Bailey: A Recap of National Cybersecurity Awareness MonthTuesday, November 27 2018
Last month, government and industry organizations promoted the importance of cybersecurity with National Cybersecurity Awareness Month. Here's a recap of some of the heavy-promoted safeguards to keep in mind as you address your own cybersecurity from a healthcare perspective:
- Encryption: Encryption is the conversion of electronic data into a ciphertext or coded form that is unreadable without a decryption key. The proper use of encryption can prevent unauthorized users from viewing encrypted data in a usable form and may substantially reduce the risk of compromising ePHI. HIPAA-covered entities and business associates are required to assess whether encryption is a reasonable and appropriate safeguard as a means of protecting ePHI at rest (i.e., ePHI that is stored such as on a computer’s hard drive or on electronic media) and ePHI that is electronically transmitted. See 45 CFR §§164.312(a)(2)(iv), 164.312(e)(2)(ii).
- Social Engineering: Phishing remains one of the most common and effective social engineering tactics for stealing user credentials and other sensitive information. Malicious actors send deceptive emails to users, enticing them to disclose login credentials or click links that may install malware (malicious software). The effectiveness of phishing attacks can be greatly reduced with proper training to keep information system users aware of the threats of phishing attacks and helps users identify suspicious emails. The Security Rule requires covered entities and business associates to implement security awareness and training programs for all workforce members including management. See 45 CFR § 164.308(a)(5)(i). PHA can assist you with testing your employee’s knowledge on how to identify a phishing message.
- Audit Logs: Network and system activity can be recorded and monitored with logs, which are a record of events and information pertaining to whatever device, system, or software they are monitoring. Audit logs are an important security tool that allows organizations to detect suspicious activities as they are occurring and can be used to reconstruct events that happened in the past. In order to be effective, the information contained in logs should be reviewed on a regular basis. The HIPAA Security Rule requires the implementation of audit controls, i.e., safeguards to record and examine activity on information systems that contain or use ePHI (see 45 CFR § 164.312(b)) and to regularly review records of information system activity, such as audit logs. See 45 CFR § 164.308(a)(1)(ii)(D).

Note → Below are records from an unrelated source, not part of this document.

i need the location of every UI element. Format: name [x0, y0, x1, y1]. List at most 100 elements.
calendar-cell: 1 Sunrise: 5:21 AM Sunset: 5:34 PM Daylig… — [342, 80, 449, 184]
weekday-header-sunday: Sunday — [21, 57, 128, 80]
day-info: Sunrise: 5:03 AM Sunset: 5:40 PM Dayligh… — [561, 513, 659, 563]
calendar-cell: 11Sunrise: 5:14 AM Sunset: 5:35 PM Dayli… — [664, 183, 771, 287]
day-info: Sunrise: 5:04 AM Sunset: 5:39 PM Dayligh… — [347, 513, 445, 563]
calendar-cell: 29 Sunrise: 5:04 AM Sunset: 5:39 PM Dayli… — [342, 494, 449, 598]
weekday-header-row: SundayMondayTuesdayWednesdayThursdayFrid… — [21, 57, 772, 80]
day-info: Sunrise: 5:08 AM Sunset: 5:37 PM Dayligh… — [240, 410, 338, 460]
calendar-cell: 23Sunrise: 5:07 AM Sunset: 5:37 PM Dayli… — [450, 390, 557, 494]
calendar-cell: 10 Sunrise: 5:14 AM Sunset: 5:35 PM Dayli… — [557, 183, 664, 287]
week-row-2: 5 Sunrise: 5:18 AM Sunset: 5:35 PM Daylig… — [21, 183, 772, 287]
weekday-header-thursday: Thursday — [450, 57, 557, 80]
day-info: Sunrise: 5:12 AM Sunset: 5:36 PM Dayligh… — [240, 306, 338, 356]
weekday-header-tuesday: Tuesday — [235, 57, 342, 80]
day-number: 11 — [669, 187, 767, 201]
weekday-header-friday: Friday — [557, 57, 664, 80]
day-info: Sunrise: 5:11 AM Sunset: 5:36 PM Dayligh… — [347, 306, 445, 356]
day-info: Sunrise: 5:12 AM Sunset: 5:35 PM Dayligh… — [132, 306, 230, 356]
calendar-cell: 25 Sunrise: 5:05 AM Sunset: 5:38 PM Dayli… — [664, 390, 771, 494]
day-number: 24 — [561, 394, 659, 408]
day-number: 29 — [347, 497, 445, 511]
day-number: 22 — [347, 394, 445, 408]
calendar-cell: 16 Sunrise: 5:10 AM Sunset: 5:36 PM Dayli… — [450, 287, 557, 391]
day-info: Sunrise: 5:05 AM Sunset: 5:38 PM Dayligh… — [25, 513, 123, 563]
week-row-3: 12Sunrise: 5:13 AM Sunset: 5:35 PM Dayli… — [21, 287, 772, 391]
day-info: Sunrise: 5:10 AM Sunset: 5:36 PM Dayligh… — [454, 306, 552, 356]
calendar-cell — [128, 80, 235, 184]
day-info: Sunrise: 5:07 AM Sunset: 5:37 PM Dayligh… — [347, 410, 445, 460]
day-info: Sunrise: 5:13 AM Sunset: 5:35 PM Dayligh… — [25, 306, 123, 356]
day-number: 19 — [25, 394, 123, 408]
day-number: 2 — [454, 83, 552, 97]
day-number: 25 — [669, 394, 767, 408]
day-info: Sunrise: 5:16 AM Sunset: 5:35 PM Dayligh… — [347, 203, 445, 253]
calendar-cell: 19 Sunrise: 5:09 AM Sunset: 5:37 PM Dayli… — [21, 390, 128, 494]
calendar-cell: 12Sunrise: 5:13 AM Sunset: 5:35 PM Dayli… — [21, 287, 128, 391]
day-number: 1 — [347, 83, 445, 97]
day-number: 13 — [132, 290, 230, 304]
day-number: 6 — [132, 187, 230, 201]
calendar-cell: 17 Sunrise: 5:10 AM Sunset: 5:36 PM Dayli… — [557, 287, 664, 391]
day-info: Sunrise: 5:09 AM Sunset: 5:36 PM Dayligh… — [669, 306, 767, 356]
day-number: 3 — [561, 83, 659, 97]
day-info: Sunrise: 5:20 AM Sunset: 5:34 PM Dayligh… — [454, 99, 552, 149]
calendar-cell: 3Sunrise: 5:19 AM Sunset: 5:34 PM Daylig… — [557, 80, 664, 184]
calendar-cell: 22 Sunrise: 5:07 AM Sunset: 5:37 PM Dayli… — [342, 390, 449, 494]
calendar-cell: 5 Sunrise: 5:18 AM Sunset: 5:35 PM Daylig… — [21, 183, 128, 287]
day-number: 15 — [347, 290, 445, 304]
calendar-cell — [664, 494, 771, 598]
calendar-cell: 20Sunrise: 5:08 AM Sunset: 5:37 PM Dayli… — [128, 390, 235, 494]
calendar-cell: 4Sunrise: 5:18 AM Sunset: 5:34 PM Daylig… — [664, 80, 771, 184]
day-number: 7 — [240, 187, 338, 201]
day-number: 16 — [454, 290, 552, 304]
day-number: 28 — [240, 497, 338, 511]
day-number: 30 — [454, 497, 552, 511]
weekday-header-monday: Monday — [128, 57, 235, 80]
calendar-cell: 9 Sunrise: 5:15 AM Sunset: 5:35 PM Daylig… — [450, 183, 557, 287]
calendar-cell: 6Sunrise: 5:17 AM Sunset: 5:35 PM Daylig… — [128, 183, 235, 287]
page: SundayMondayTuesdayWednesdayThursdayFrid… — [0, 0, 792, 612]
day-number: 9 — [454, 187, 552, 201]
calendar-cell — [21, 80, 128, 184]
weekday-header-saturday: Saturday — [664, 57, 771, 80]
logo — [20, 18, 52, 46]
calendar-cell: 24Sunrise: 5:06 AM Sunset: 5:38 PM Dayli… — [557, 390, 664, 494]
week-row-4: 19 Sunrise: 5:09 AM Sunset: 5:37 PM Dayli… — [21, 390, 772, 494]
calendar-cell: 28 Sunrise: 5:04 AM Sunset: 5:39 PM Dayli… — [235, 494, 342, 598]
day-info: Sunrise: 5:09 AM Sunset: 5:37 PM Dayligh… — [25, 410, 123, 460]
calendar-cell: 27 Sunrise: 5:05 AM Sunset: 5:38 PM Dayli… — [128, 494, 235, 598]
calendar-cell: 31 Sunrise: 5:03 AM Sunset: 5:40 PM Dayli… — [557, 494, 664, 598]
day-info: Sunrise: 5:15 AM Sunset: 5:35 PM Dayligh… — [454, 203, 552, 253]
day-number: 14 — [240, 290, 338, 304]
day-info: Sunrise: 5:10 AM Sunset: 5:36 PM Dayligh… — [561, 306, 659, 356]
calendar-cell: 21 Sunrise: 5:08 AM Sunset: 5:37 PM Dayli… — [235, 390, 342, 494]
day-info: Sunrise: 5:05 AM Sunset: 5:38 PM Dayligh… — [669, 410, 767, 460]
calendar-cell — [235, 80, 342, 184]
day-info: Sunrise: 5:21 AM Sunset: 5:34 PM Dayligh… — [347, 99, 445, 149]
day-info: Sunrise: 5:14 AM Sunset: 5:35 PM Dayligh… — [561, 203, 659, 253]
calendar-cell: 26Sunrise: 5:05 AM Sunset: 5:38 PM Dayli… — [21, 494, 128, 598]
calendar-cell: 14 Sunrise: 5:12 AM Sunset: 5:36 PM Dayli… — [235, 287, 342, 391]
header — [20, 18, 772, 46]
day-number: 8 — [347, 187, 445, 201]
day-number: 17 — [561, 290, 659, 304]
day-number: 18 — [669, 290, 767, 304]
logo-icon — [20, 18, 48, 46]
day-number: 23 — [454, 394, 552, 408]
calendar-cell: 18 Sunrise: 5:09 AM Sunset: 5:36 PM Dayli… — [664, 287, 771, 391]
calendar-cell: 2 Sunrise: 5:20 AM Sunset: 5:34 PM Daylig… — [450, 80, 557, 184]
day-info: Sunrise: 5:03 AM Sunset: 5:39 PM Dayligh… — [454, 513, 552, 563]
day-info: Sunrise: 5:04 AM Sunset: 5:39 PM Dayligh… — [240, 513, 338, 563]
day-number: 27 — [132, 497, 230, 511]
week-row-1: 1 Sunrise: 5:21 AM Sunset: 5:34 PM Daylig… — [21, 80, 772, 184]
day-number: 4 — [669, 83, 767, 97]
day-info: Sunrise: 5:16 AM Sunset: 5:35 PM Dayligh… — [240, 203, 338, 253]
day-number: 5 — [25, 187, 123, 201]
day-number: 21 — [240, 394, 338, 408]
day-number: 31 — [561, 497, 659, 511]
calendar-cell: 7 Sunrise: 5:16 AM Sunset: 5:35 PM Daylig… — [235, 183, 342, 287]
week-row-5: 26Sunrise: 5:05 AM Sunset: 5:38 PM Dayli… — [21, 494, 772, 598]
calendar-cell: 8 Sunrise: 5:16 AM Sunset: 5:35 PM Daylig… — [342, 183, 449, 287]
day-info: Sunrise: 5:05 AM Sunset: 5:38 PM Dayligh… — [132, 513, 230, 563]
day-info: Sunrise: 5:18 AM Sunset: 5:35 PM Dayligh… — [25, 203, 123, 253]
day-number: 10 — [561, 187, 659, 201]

- Secure Configurations: Proper configuration of network devices and software will reduce the attack surface for bad actors and greatly improve an organization’s cybersecurity defenses. The aforementioned tools – encryption, anti-malware, and audit logs – require appropriate settings in order to function as intended. If encryption safeguards are not implemented correctly and do not use the latest versions, the encryption solution may be compromised or bypassed. Anti-malware software settings determine what files or devices are scanned and how often. Maintenance and updating of malware definitions will ensure that the software is providing maximum protection. Proper log configuration is also essential to effective network defense. If logs do not collect and retain the correct data, suspicious activity may go unnoticed. Furthermore, logs should be protected against unauthorized manipulation or deletion, which is a common tactic malicious actors use to cover their tracks. These are just a few examples of network components that require proper configuration to provide effective cybersecurity defense. The configuration of firewalls, workstations, routers, servers, and other components all play an important role in minimizing the chance of security incidents. See 45 CFR §§ 164.306(e), 164.308(a)(8), 164.312(a)(1), 164.312(a)(2)(iv), 164.312(b), 164.312(c), and 164.312(e)(2)(ii).
Because electronic protected health information (ePHI) identifies individuals and includes information regarding an individual’s health, treatment, or treatment payment information, it presents a tempting target for bad actors – especially identity thieves. On the black market, ePHI is often more valuable than other types of personal data because it can be used to steal identities and commit healthcare fraud. By deploying the basic safeguards listed above, you can greatly reduce the impact of attempted cyberattacks.